A recent article by Nathan Gardels looks into the moral paralysis of certain democracies, including our own. The economic interests of the major parties are so rooted in the world of capital, the relations of dependency and clientelism so obvious, that you can only play at demagogy, like Zapatero, for a while before you are scolded and called to order. Hence, for example, the vacuity of Zapatero's Alliance of Civilizations, his talk of "federalism" (a tribal fight for state money) and his coining of sexless neologisms to please the feminists.

Power corrupts the left. The right doesn't need to be corrupted, possessing all the big money in society anyway, though when in power they take a bit more for good luck. In general, conservative parties take it for granted that their financing and graft have to do with greedy subalterns, not with the top leadership. Leftist parties face huge difficulties in financing, and may easily end up with the rank and file having to support the paid party bureaucracy.

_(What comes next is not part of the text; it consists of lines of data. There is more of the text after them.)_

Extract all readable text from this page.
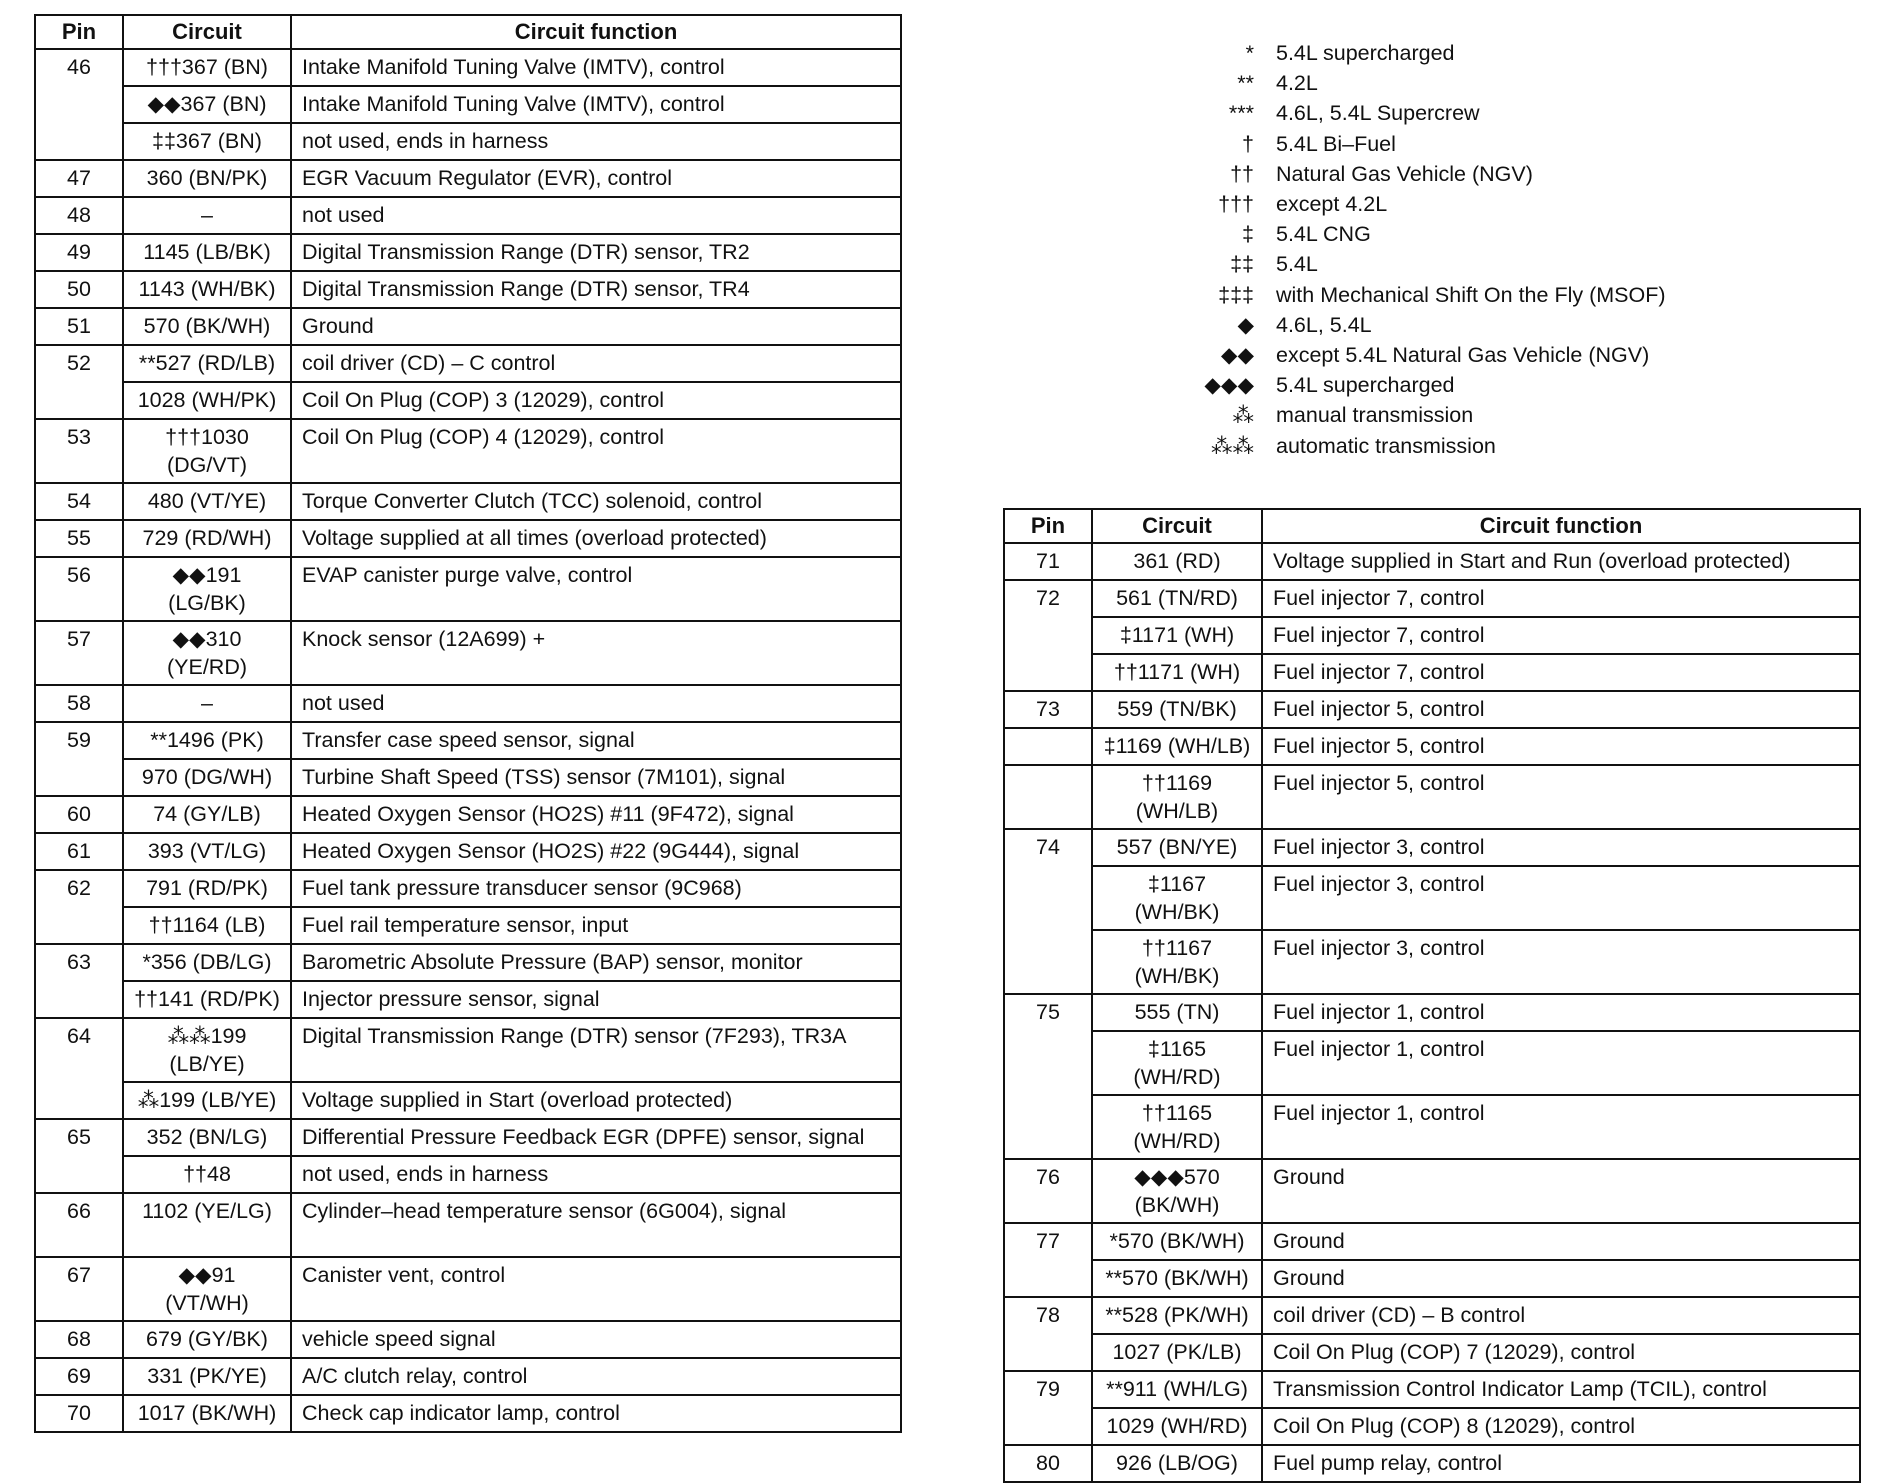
Pin	Circuit	Circuit function
46	†††367 (BN)	Intake Manifold Tuning Valve (IMTV), control
	◆◆367 (BN)	Intake Manifold Tuning Valve (IMTV), control
	‡‡367 (BN)	not used, ends in harness
47	360 (BN/PK)	EGR Vacuum Regulator (EVR), control
48	–	not used
49	1145 (LB/BK)	Digital Transmission Range (DTR) sensor, TR2
50	1143 (WH/BK)	Digital Transmission Range (DTR) sensor, TR4
51	570 (BK/WH)	Ground
52	**527 (RD/LB)	coil driver (CD) – C control
	1028 (WH/PK)	Coil On Plug (COP) 3 (12029), control
53	†††1030 (DG/VT)	Coil On Plug (COP) 4 (12029), control
54	480 (VT/YE)	Torque Converter Clutch (TCC) solenoid, control
55	729 (RD/WH)	Voltage supplied at all times (overload protected)
56	◆◆191 (LG/BK)	EVAP canister purge valve, control
57	◆◆310 (YE/RD)	Knock sensor (12A699) +
58	–	not used
59	**1496 (PK)	Transfer case speed sensor, signal
	970 (DG/WH)	Turbine Shaft Speed (TSS) sensor (7M101), signal
60	74 (GY/LB)	Heated Oxygen Sensor (HO2S) #11 (9F472), signal
61	393 (VT/LG)	Heated Oxygen Sensor (HO2S) #22 (9G444), signal
62	791 (RD/PK)	Fuel tank pressure transducer sensor (9C968)
	††1164 (LB)	Fuel rail temperature sensor, input
63	*356 (DB/LG)	Barometric Absolute Pressure (BAP) sensor, monitor
	††141 (RD/PK)	Injector pressure sensor, signal
64	⁂⁂199 (LB/YE)	Digital Transmission Range (DTR) sensor (7F293), TR3A
	⁂199 (LB/YE)	Voltage supplied in Start (overload protected)
65	352 (BN/LG)	Differential Pressure Feedback EGR (DPFE) sensor, signal
	††48	not used, ends in harness
66	1102 (YE/LG)	Cylinder–head temperature sensor (6G004), signal
67	◆◆91 (VT/WH)	Canister vent, control
68	679 (GY/BK)	vehicle speed signal
69	331 (PK/YE)	A/C clutch relay, control
70	1017 (BK/WH)	Check cap indicator lamp, control
*	5.4L supercharged
**	4.2L
***	4.6L, 5.4L Supercrew
†	5.4L Bi–Fuel
††	Natural Gas Vehicle (NGV)
†††	except 4.2L
‡	5.4L CNG
‡‡	5.4L
‡‡‡	with Mechanical Shift On the Fly (MSOF)
◆	4.6L, 5.4L
◆◆	except 5.4L Natural Gas Vehicle (NGV)
◆◆◆	5.4L supercharged
⁂	manual transmission
⁂⁂	automatic transmission
Pin	Circuit	Circuit function
71	361 (RD)	Voltage supplied in Start and Run (overload protected)
72	561 (TN/RD)	Fuel injector 7, control
	‡1171 (WH)	Fuel injector 7, control
	††1171 (WH)	Fuel injector 7, control
73	559 (TN/BK)	Fuel injector 5, control
	‡1169 (WH/LB)	Fuel injector 5, control
	††1169 (WH/LB)	Fuel injector 5, control
74	557 (BN/YE)	Fuel injector 3, control
	‡1167 (WH/BK)	Fuel injector 3, control
	††1167 (WH/BK)	Fuel injector 3, control
75	555 (TN)	Fuel injector 1, control
	‡1165 (WH/RD)	Fuel injector 1, control
	††1165 (WH/RD)	Fuel injector 1, control
76	◆◆◆570 (BK/WH)	Ground
77	*570 (BK/WH)	Ground
	**570 (BK/WH)	Ground
78	**528 (PK/WH)	coil driver (CD) – B control
	1027 (PK/LB)	Coil On Plug (COP) 7 (12029), control
79	**911 (WH/LG)	Transmission Control Indicator Lamp (TCIL), control
	1029 (WH/RD)	Coil On Plug (COP) 8 (12029), control
80	926 (LB/OG)	Fuel pump relay, control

This is the (outsider's) impression of the Socialist primaries. Here we had two ways of understanding how to run the party, not the state. Two clientelisms, both calculating who would be best for them.

At a sanguine estimate, Rubalcaba has about eight years in which to raise his party's spirits. Let's hope he can eliminate the rhetoric redolent of the civil war, so cretinously prevalent in the court of Zapatero, which has turned Spain into a society where (in the terms of that rhetoric) 12 million fascists now have a clear parliamentary majority.

The road will be long and, above all, boring. The left has frittered away its historic capital. Equality before the law; education as a tool of social mobility; freedom for the majority and not just for certain minorities; culture as a tool of criticism; the struggle against corruption and parasitism (including that infecting the labor unions); rejection of the reactionary ideology of regional nationalism; promotion according to what you know, not who you know... In short, a whole page full of items of pending business - of which nobody has said a single word in these elections, or primaries, or whatever they are called. Not a single word.

One wishes the best to Rubalcaba, not so much in hopes of real renovation of the party as because in the face of a realistic, articulate opposition, the excesses of the right are likely to be more bearable. Help us, Rubalcaba - we're going to need it.